Roméo. – Oh! partons: il y a urgence à nous hâter

Laurence. – Allons sagement et doucement: trébuche qui court vite. (Ils sortent.)

SCÈNE IV

Une rue. Entrent Benvolio et Mercutio.

Mercutio. – Où diable ce Roméo peut-il être? Est-ce qu'il n'est pas rentré cette nuit?

Benvolio. – Non, pas chez son père; j'ai parlé à son valet.

Mercutio. – Ah! cette pâle fille au cœur de pierre, cette Rosaline, le tourmente tant qu'à coup sûr il en deviendra fou.

Benvolio. – Tybalt, le parent du vieux Capulet, lui a envoyé une lettre chez son père.
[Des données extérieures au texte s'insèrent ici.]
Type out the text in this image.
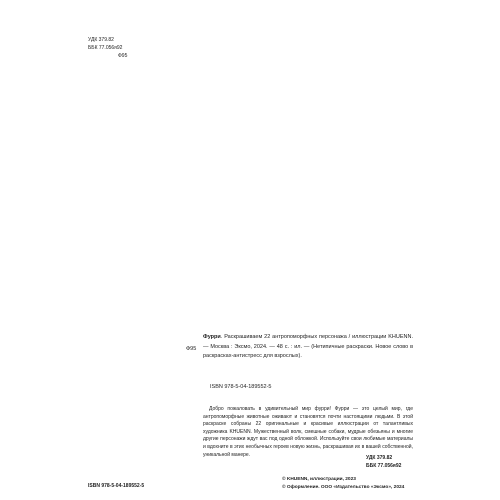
УДК 379.82
ББК 77.056я92
Ф95
Ф95
Фурри. Раскрашиваем 22 антропоморфных персонажа / иллюстрации KHUENN. — Москва : Эксмо, 2024. — 48 с. : ил. — (Нетипичные раскраски. Новое слово в раскрасках-антистресс для взрослых).
ISBN 978-5-04-189552-5
Добро пожаловать в удивительный мир фурри! Фурри — это целый мир, где антропоморфные животные оживают и становятся почти настоящими людьми. В этой раскраске собраны 22 оригинальные и красивые иллюстрации от талантливых художника KHUENN. Мужественный волк, смешные собаки, мудрые обезьяны и многие другие персонажи ждут вас под одной обложкой. Используйте свои любимые материалы и вдохните в этих необычных героев новую жизнь, раскрашивая их в вашей собственной, уникальной манере.
УДК 379.82
ББК 77.056я92
ISBN 978-5-04-189552-5
© KHUENN, иллюстрации, 2023
© Оформление. ООО «Издательство «Эксмо», 2024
Mercutio. – Un cartel, sur mon âme!

Benvolio. – Roméo répondra.

Mercutio. – Tout homme qui sait écrire peut répondre à une lettre…

Benvolio. – C'est à l'auteur de la lettre qu'il répondra: provocation pour provocation.
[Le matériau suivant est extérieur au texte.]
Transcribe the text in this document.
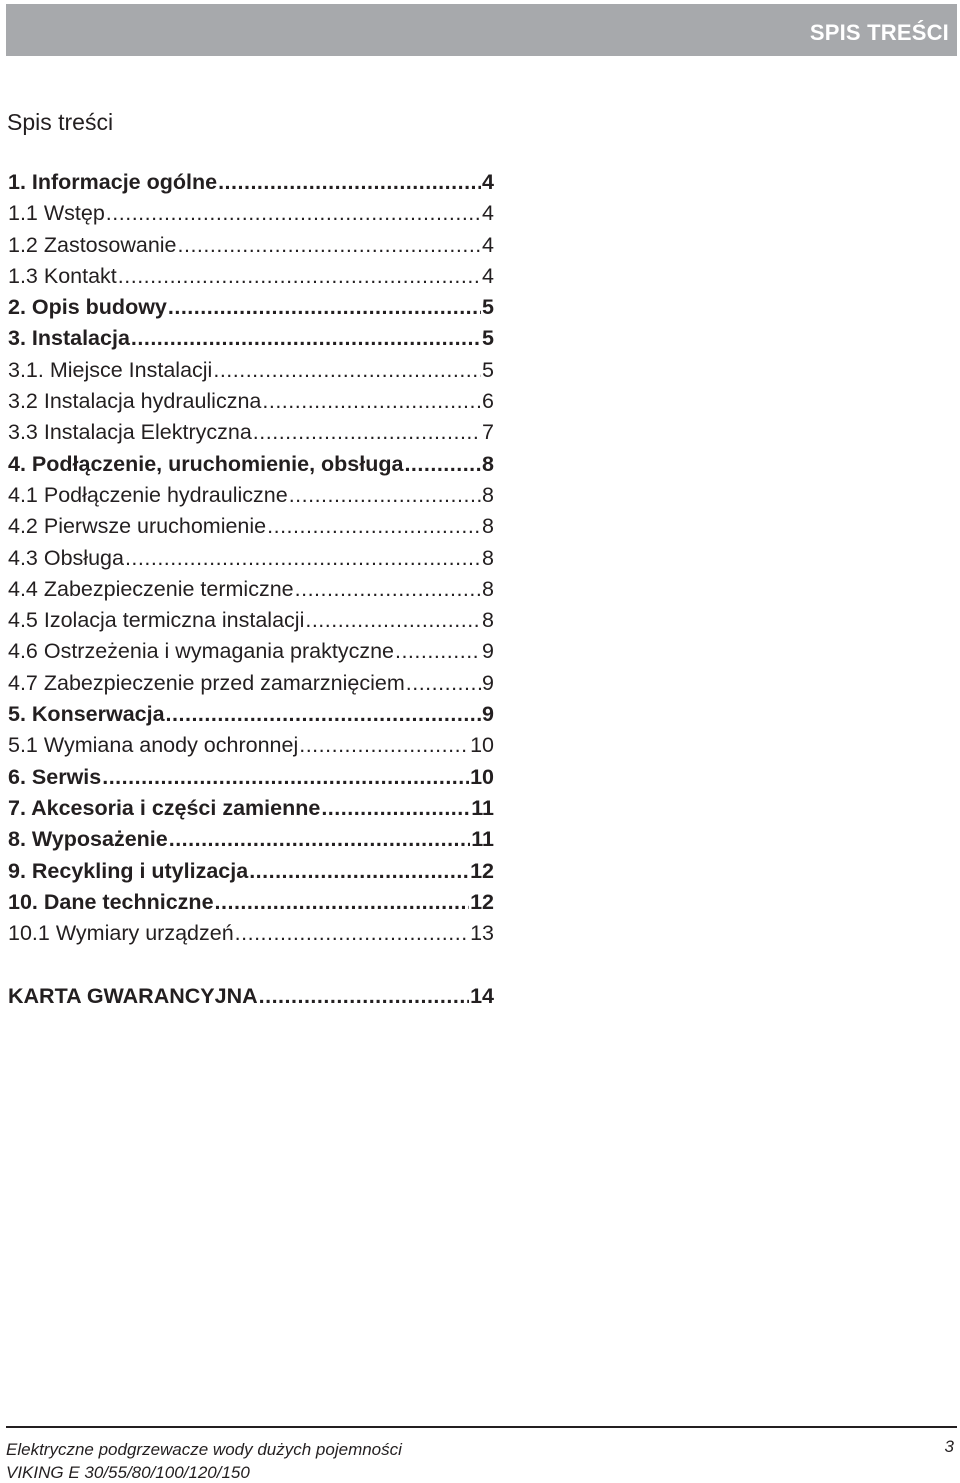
SPIS TREŚCI
Spis treści
1. Informacje ogólne .....	4
1.1 Wstęp .....	4
1.2 Zastosowanie .....	4
1.3 Kontakt .....	4
2. Opis budowy .....	5
3. Instalacja .....	5
3.1. Miejsce Instalacji .....	5
3.2 Instalacja hydrauliczna .....	6
3.3 Instalacja Elektryczna .....	7
4. Podłączenie, uruchomienie, obsługa .....	8
4.1 Podłączenie hydrauliczne .....	8
4.2 Pierwsze uruchomienie .....	8
4.3 Obsługa .....	8
4.4 Zabezpieczenie termiczne .....	8
4.5 Izolacja termiczna instalacji .....	8
4.6 Ostrzeżenia i wymagania praktyczne .....	9
4.7 Zabezpieczenie przed zamarznięciem .....	9
5. Konserwacja .....	9
5.1 Wymiana anody ochronnej .....	10
6. Serwis .....	10
7. Akcesoria i części zamienne .....	11
8. Wyposażenie .....	11
9. Recykling i utylizacja .....	12
10. Dane techniczne .....	12
10.1 Wymiary urządzeń .....	13
KARTA GWARANCYJNA .....	14
Elektryczne podgrzewacze wody dużych pojemności
VIKING E 30/55/80/100/120/150
3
Mercutio. – Hélas! pauvre Roméo! il est déjà mort: poignardé par l'œil noir d'une blanche donzelle, frappé à l'oreille par un chant d'amour atteint au beau milieu du cœur par la flèche de l'aveugle archerot… Est-ce là un homme en état de tenir tête à Tybalt?
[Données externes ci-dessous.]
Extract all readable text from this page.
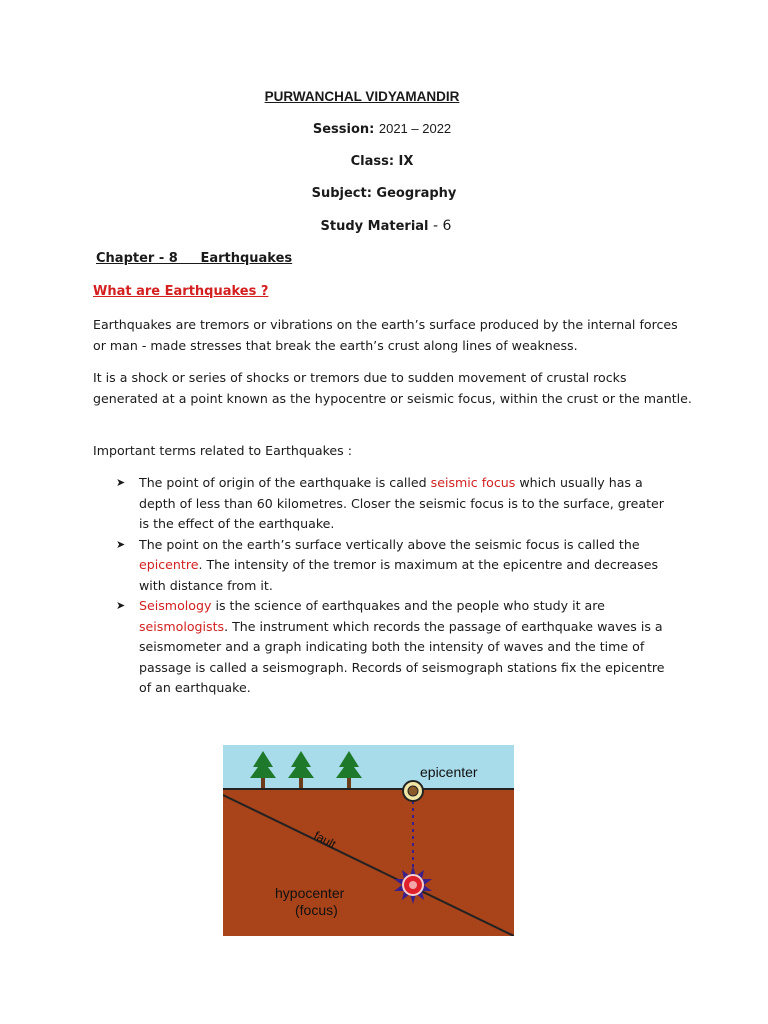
PURWANCHAL VIDYAMANDIR
Session: 2021 – 2022
Class: IX
Subject: Geography
Study Material - 6
Chapter - 8     Earthquakes
What are Earthquakes ?
Earthquakes are tremors or vibrations on the earth’s surface produced by the internal forces or man - made stresses that break the earth’s crust along lines of weakness.
It is a shock or series of shocks or tremors due to sudden movement of crustal rocks generated at a point known as the hypocentre or seismic focus, within the crust or the mantle.
Important terms related to Earthquakes :
➤ The point of origin of the earthquake is called seismic focus which usually has a depth of less than 60 kilometres. Closer the seismic focus is to the surface, greater is the effect of the earthquake.
➤ The point on the earth’s surface vertically above the seismic focus is called the epicentre. The intensity of the tremor is maximum at the epicentre and decreases with distance from it.
➤ Seismology is the science of earthquakes and the people who study it are seismologists. The instrument which records the passage of earthquake waves is a seismometer and a graph indicating both the intensity of waves and the time of passage is called a seismograph. Records of seismograph stations fix the epicentre of an earthquake.
epicenter
fault
hypocenter
(focus)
Benvolio. – Eh! qu'est-ce donc que ce Tybalt?

Mercutio. – Plutôt le Prince des tigres que des chats, je puis vous le dire. Oh! il est le courageux capitaine du point d'honneur Il se bat comme vous modulez un air observe les temps, la mesure et les règles, allonge piano, une, deux, trois, et vous touche en pleine poitrine. C'est un pourfendeur de boutons de soie, un duelliste, un duelliste, un gentilhomme de première salle, qui ferraille pour la première cause venue. (Il se met en garde et se fend.) Oh! la botte immortelle! la riposte en tierce! touché!

Benvolio. – Quoi donc?

Mercutio, se relevant. – Au diable ces merveilleux grotesques avec leur zézaiement, et leur affectation, et leur nouvel accent! (Changeant de voix.) “Jésus! la bonne lame! le bel homme! l'excellente putain!” Ah! mon grand-père, n'est-ce pas chose lamentable que nous soyons ainsi harcelés par ces moustiques étrangers, par ces colporteurs de modes qui nous poursuivent de leurs pardonnez-moi, et qui, tant ils sont rigides sur leurs nouvelles formes, ne sauraient plus s'asseoir à l'aise sur nos vieux escabeaux? Peste soit de leurs bonjours et de leurs bonsoirs.

Entre Roméo, rêveur

Benvolio. – Voici Roméo! Voici Roméo!

Mercutio. – N'ayant plus que les os! sec comme un hareng saur! Oh! pauvre chair quel triste maigre tu fais!… Voyons, donne-nous un peu de cette poésie dont débordait Pétrarque: comparée à ta dame, Laure n'était qu'une fille de cuisine, bien que son chantre sût mieux rimer que toi; Didon, une dondon; Cléopâtre, une gipsy; Hélène, une catin; Héro, une gourgandine; Thisbé, un œil d'azur, mais sans éclat! Signor Roméo, bonjour! À votre culotte française le salut français!… Vous nous avez joués d'une manière charmante hier soir.